Updated: 2013-09-03 10:07

Though China's economy slows, industries related to spending for children is NOT experiencing a lull. With the one-child policy in place, children and teens under the age of 16 make up just one tenth of China's population. However, the little ones are becoming a driving force for the country's economy as the single child becomes the gem of the family.

Starting from today, we'll bring you a special four episode series on China's so-called "kidonomy". In today's episode, our reporter Feng Xin explores how kids are playing an increasingly important role in boosting domestic consumption.

Stay tuned for Feng Xin's second episode of our special "kidonomy" series tomorrow...where she'll show you how children are indirectly able to influence the decision-making of real estate developers in China.

Rushing to the scene of a fire, riding on an ambulance van and even doing the catwalk on a fashion stage, entertainment for kids nowadays means simulating and experiencing. Our job as reporters is also attracting the little fellows. But this task proves a little uneasy for some.

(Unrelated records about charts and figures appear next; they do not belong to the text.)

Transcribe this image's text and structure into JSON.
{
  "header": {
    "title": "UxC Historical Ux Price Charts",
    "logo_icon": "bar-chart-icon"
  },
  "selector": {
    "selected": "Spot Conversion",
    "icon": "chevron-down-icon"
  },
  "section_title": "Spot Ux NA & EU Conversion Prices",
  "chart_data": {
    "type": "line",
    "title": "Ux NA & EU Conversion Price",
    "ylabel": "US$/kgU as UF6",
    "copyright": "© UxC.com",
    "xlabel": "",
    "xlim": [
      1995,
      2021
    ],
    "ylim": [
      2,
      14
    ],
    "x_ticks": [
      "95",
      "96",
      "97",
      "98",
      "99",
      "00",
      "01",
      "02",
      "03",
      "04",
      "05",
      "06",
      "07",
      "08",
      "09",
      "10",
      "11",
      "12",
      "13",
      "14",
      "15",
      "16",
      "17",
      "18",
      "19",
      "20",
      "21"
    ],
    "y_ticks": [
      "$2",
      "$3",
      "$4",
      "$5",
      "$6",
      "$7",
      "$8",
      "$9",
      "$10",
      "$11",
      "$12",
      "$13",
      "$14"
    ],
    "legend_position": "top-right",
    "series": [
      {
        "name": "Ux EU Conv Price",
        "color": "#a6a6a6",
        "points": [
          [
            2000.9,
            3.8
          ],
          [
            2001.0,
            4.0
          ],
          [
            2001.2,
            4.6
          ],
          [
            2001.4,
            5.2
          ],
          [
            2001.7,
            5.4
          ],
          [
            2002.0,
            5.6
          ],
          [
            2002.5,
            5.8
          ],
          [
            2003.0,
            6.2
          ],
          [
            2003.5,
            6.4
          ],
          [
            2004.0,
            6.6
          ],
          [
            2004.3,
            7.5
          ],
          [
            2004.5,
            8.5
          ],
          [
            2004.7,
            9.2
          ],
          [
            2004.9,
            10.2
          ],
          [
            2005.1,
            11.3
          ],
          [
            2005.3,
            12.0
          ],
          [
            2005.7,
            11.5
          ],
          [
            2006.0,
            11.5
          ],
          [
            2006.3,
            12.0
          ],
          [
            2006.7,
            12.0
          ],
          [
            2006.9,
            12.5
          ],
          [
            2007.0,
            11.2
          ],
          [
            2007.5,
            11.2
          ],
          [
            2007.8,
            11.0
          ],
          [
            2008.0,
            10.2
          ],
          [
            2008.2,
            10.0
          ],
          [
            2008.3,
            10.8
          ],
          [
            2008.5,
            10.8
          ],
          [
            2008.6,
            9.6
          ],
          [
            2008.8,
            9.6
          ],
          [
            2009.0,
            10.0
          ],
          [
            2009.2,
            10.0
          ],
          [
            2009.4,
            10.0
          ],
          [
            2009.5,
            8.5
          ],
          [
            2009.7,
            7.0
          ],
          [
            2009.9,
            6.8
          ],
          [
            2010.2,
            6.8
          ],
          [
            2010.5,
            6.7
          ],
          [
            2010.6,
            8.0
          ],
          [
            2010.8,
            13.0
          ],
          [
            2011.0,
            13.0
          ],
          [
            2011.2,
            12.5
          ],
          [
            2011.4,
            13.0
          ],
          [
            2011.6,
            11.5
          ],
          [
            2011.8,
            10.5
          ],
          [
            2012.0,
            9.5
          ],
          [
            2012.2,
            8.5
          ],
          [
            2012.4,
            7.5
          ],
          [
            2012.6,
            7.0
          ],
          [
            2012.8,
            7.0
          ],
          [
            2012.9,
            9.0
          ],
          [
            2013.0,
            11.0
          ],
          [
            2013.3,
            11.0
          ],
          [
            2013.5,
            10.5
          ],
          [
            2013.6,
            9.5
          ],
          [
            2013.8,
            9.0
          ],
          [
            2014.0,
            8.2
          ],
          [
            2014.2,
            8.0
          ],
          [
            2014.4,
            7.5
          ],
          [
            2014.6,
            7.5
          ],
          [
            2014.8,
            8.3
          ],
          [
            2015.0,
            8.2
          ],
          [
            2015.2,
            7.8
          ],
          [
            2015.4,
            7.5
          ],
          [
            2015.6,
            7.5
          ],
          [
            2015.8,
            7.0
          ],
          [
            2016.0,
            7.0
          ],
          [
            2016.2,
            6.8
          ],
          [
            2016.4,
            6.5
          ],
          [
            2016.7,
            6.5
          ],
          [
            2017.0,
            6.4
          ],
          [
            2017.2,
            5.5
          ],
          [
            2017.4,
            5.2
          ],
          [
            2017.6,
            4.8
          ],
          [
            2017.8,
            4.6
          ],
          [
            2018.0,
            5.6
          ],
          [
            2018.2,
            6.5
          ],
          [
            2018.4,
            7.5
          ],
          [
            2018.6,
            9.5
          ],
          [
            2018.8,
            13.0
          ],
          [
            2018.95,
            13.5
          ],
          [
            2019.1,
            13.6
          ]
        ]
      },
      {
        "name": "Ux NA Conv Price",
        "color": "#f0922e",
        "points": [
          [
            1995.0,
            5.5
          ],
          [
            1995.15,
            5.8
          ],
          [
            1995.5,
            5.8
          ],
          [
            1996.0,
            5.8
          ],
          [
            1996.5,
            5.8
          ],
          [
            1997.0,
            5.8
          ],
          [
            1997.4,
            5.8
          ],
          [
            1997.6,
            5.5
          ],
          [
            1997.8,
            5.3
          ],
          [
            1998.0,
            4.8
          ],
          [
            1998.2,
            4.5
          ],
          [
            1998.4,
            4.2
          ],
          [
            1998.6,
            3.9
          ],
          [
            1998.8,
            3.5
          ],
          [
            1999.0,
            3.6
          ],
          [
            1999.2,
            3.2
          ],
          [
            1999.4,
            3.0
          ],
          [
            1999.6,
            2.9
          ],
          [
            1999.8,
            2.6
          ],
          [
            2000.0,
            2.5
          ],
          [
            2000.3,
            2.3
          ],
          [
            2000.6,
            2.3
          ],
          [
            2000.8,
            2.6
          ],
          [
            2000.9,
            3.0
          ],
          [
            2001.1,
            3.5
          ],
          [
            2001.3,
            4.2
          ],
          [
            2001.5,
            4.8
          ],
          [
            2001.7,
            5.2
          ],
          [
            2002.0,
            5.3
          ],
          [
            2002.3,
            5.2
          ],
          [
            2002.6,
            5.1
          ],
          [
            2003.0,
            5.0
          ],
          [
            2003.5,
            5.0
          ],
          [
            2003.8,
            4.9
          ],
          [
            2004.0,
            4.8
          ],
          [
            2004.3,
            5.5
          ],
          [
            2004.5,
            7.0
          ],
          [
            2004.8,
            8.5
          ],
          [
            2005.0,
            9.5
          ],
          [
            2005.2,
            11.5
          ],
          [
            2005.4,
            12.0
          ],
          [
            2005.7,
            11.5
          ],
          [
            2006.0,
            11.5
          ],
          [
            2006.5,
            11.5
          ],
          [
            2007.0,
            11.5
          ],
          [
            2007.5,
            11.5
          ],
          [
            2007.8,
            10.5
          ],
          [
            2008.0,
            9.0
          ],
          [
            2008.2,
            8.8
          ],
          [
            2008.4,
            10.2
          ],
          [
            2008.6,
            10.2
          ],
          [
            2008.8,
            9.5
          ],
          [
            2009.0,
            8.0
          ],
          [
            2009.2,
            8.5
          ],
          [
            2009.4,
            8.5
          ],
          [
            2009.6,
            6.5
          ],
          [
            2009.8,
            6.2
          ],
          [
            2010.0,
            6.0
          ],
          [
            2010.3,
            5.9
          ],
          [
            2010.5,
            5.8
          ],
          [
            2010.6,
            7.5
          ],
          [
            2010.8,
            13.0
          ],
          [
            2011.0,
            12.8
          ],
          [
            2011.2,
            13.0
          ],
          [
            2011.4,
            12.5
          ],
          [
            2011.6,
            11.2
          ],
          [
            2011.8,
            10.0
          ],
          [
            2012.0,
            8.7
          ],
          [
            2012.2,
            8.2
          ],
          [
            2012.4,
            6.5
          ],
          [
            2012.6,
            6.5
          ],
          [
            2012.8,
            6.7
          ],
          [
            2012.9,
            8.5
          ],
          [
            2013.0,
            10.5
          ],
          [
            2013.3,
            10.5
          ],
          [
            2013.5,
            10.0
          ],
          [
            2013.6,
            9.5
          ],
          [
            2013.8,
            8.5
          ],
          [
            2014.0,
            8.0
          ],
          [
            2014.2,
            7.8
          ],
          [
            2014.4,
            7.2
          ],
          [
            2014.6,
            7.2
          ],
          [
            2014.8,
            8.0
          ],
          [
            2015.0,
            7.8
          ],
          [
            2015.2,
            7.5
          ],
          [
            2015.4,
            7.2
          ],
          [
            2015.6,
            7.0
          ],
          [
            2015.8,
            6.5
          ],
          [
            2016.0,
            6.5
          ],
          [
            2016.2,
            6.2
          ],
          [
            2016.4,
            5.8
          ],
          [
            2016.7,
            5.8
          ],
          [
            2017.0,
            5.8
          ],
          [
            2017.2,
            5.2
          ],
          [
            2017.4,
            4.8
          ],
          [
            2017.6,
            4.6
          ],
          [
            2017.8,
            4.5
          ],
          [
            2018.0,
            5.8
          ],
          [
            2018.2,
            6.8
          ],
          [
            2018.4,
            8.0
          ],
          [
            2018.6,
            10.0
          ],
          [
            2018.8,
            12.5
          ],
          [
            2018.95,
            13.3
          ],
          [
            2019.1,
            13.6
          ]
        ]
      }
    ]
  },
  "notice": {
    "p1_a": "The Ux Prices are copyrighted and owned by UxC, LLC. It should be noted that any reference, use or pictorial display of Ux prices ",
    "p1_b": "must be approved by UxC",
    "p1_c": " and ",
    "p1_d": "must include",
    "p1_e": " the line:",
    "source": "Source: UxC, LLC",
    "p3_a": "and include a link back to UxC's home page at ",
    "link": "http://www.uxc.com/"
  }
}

"My daughter doesn't only have fun from games here but also develops curiosity and gains experience from the adult world. In fact, we all know, it's not cheap to come here." Luo Mengyan, a parent in Beijing said.

But parents are willing to spend for their kids, not only for entertainment, but food, clothing, books and other extra curriculum activities. Experts say anything children have an influence on contributes to the children's industry. And finding out what kids want is the key.

"This looks like an ordinary play room, but it's actually a lab for researchers to study children's behavior. There's a surveillance camera on the top, and behind the flowers, there's also a little camera. And behind me when the curtain is drawn, the glass becomes single-sided. Only the researchers can see through what's happening here."

A mother and a mathematician, Li Luling found that around 25,000 yuan, or $4,100, a year on average are spent on urban children under the age of 16 in China. And that Chinese families with one child set aside 30 to 50 percent of their expenditures for their kids. But 40 percent of these expenses go to education and hobbies, as Chinese children tend to spend more time studying than playing.

"Children's books, extra curriculum activities and entertainment -- parents might cut their own budget, but they won't save money on their children." Wang Yang, CEO of Youth Reading Experiences World said.

Apart from families' resilient demand, being at an early stage of development also helps children's industry battle the economic downturn.

"I have a metaphor. When a storm hits, it blows off the big trees first, but not the grass." Li Xueqian, President of China Children's Press & Publication Group said.

Believing children's industry as the grass of China's economy, industry insiders say although children-related businesses currently account for 3 trillion yuan, or $500 billion, they only take up less than 1 percent of China's GDP. What's attracting business people, though, is children's power to boost family consumption."